At that time, the economy was severely weakened by the higher excise tax (five to eight percent), as well as by the 1997 increase (three to five percent). In Japan, private consumption expenditure, which is affected by VAT, accounts for around 60 percent of the country's economic output.

Concerned that an increase in the tax could once again stall the economic recovery of the heavily indebted industrialized country, Prime Minister Shinzo Abe twice postponed the decision. But now he saw the step as inevitable.

The Japanese population has been shrinking for years due to the rapid aging at low birth rates. As a result, the social costs rise, which the higher excise tax will serve to finance. For example, Abe wants to finance the cuts in long-term care insurance premiums, help for older people with low pensions and free pre-school education.

Japan's economy is already weakened

Government and central bank expect that the consequences of the tax increase will be less clear than in 2014. However, the economic climate in Japan is already clouded. The sentiment among big business executives is even worse than it has been since 2013, according to a recent quarterly poll, the Federal Reserve's Tankan report, of some 10,000 companies.

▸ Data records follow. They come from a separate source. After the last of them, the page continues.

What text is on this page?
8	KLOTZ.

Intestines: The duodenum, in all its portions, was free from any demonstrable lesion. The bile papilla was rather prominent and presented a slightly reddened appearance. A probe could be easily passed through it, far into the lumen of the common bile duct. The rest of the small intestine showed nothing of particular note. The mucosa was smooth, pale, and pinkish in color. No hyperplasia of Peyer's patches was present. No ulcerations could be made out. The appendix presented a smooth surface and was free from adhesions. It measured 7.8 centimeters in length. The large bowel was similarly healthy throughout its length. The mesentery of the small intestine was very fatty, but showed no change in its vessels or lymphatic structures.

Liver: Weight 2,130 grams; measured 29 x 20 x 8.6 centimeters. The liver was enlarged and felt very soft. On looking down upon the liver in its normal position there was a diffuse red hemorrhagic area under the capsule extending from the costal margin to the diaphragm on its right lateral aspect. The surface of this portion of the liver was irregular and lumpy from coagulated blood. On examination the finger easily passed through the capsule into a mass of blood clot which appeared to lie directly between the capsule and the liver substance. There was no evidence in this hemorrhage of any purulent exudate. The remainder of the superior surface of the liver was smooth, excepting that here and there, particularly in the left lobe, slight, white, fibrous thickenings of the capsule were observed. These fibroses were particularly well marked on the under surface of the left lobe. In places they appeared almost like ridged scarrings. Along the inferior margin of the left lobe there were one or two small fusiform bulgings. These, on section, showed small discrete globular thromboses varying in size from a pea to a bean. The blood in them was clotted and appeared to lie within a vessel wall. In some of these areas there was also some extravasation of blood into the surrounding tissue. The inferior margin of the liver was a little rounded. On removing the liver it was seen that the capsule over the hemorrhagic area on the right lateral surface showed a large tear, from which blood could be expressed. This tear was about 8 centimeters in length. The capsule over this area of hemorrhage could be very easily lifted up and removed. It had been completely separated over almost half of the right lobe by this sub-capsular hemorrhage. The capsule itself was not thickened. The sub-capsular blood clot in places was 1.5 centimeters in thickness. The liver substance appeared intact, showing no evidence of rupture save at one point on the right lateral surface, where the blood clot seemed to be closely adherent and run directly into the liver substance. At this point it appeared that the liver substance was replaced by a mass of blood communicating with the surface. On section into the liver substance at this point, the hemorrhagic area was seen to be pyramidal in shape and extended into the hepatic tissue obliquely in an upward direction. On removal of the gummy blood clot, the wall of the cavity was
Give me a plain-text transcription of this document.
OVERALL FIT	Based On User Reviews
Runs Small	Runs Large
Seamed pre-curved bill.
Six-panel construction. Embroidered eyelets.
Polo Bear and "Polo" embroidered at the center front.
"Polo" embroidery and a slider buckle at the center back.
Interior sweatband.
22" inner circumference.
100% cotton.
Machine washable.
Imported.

At the same time, the sentiment index for large production companies was down from plus 7 to plus 5 in September. After all, a positive index means that the optimists are still in the majority.

To mitigate the negative effects of the tax increase on consumers' willingness to buy, different rates have been applied to different products since Tuesday. Thus, the increase to 10 percent affects most goods and services such as clothing, household appliances or medical bills. For house or car purchases, tax rebates apply. In addition, food for low-income households is excluded from the tax increase.

In Germany, VAT amounts to 19 percent - which is rather low in the EU comparison. In France and the United Kingdom it is 20 percent, in Italy 22 percent, in Sweden and Denmark 25 percent. However, many countries also provide for a reduced tax rate. In Germany, for example, food is only taxed at 7 percent.